Late spring was upon us and the sun was warm, so one afternoon, we slowly opened the front door to see how he would respond to the outdoors. Heimer and all of our other cats had been daytime outdoor with supervision cats. Never a problem. But as soon as Junior smelled that fresh air, he bolted to a pile of logs on our property not far from the front door. I couldn’t see him. My heart pounding, I walked softly up to the log pile calling ‘Junior! Junior!’ Nothing.
As I got closer and peeked in the logs, he saw me and bolted again into the forest of our property. I called, I shook crunchies, I walked our property, calling and shaking, even Heimer came with me on the daily/hourly searches.
The days were made up of informing neighbours, putting up signs, calling and shaking with Heimer in tow. At night, I slept by the front door, awaking often to dash outside in my bare feet after seeing glimpses of Junior in the shadows. Calling and begging him to answer me.
Finally he did. After viewing hours upon hours of security camera footage each morning, I could see he was hanging around at night. When I would call, he would give me a mournful meow back from the darkness of the trees. We knew he must be getting hungry.

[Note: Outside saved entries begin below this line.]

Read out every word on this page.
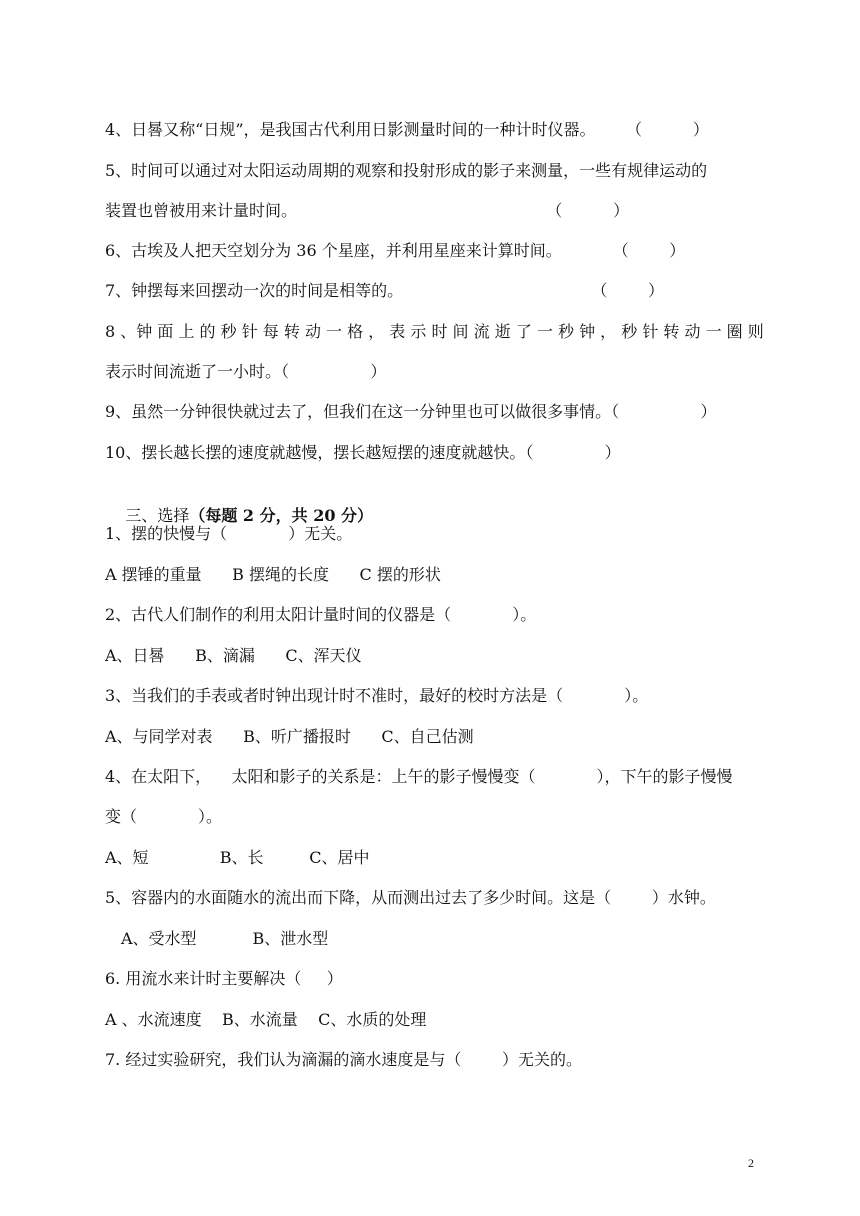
4、日晷又称“日规”，是我国古代利用日影测量时间的一种计时仪器。      （          ）
5、时间可以通过对太阳运动周期的观察和投射形成的影子来测量，一些有规律运动的
装置也曾被用来计量时间。                                                 （          ）
6、古埃及人把天空划分为 36 个星座，并利用星座来计算时间。          （        ）
7、钟摆每来回摆动一次的时间是相等的。                                     （        ）
8 、钟 面 上 的 秒 针 每 转 动 一 格 ， 表 示 时 间 流 逝 了 一 秒 钟 ， 秒 针 转 动 一 圈 则
表示时间流逝了一小时。（                ）
9、虽然一分钟很快就过去了，但我们在这一分钟里也可以做很多事情。（                ）
10、摆长越长摆的速度就越慢，摆长越短摆的速度就越快。（              ）

三、选择（每题 2 分，共 20 分）

1、摆的快慢与（            ）无关。
A 摆锤的重量      B 摆绳的长度      C 摆的形状
2、古代人们制作的利用太阳计量时间的仪器是（            ）。
A、日晷      B、滴漏      C、浑天仪
3、当我们的手表或者时钟出现计时不准时，最好的校时方法是（            ）。
A、与同学对表      B、听广播报时      C、自己估测
4、在太阳下，    太阳和影子的关系是：上午的影子慢慢变（            ），下午的影子慢慢
变（            ）。
A、短              B、长         C、居中
5、容器内的水面随水的流出而下降，从而测出过去了多少时间。这是（        ）水钟。
A、受水型           B、泄水型
6. 用流水来计时主要解决（     ）
A 、水流速度    B、水流量    C、水质的处理
7. 经过实验研究，我们认为滴漏的滴水速度是与（        ）无关的。
2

It was Day 7 when he showed himself for the first time during the day but he wouldn’t let me get close. Every step I took towards him, he’d take seven steps the other way, but we knew this moment was our chance to coax him in, but with what? I harshly whispered to my husband to go cut up some of that nice ham we put on our sandwiches. “Get the ham!” He did one better, in man-speed, he MacGyvered a quick fishing rod with a long string that we could tie the ham pieces on to and fling it in the direction of our poor trailer park boy. Remarkably, it didn’t take long for the hungry, homeless wannabe to take the bait. He could smell the ham, he could see it moving like a toy mouse and the gap between us was slowly closing in.
Suddenly, with divine speed and accuracy like I’ve never had, I performed a body lunge towards him, grabbing him with all I had, wrestling on the ground with an eight-pound man cat, string and ham pieces everywhere, and hollering to husband (who had gone inside to grab another beer): “Open the door! Open the door! I’ve got him!”
I get to my feet and head for the door with Junior kicking and scratching in obvious panic of an impending lifetime of being in lockdown.
Sadly, Heimer passed away due to cancer but we knew there was another kitty out there needing a home, so we adopted Chloe from Parksville Bosley’s and she, and the now-big Junior, have been best buddies ever since. Plus, we built a lovely cat condo connected to the house for their safe, outdoor leisure.
And now, whenever we make that ham sandwich, there’s always a few pieces in it for Junior and I tell him, “this is the ham that got you home.”
Wonderful tale well-told, Linda. Keep those stories coming, folks.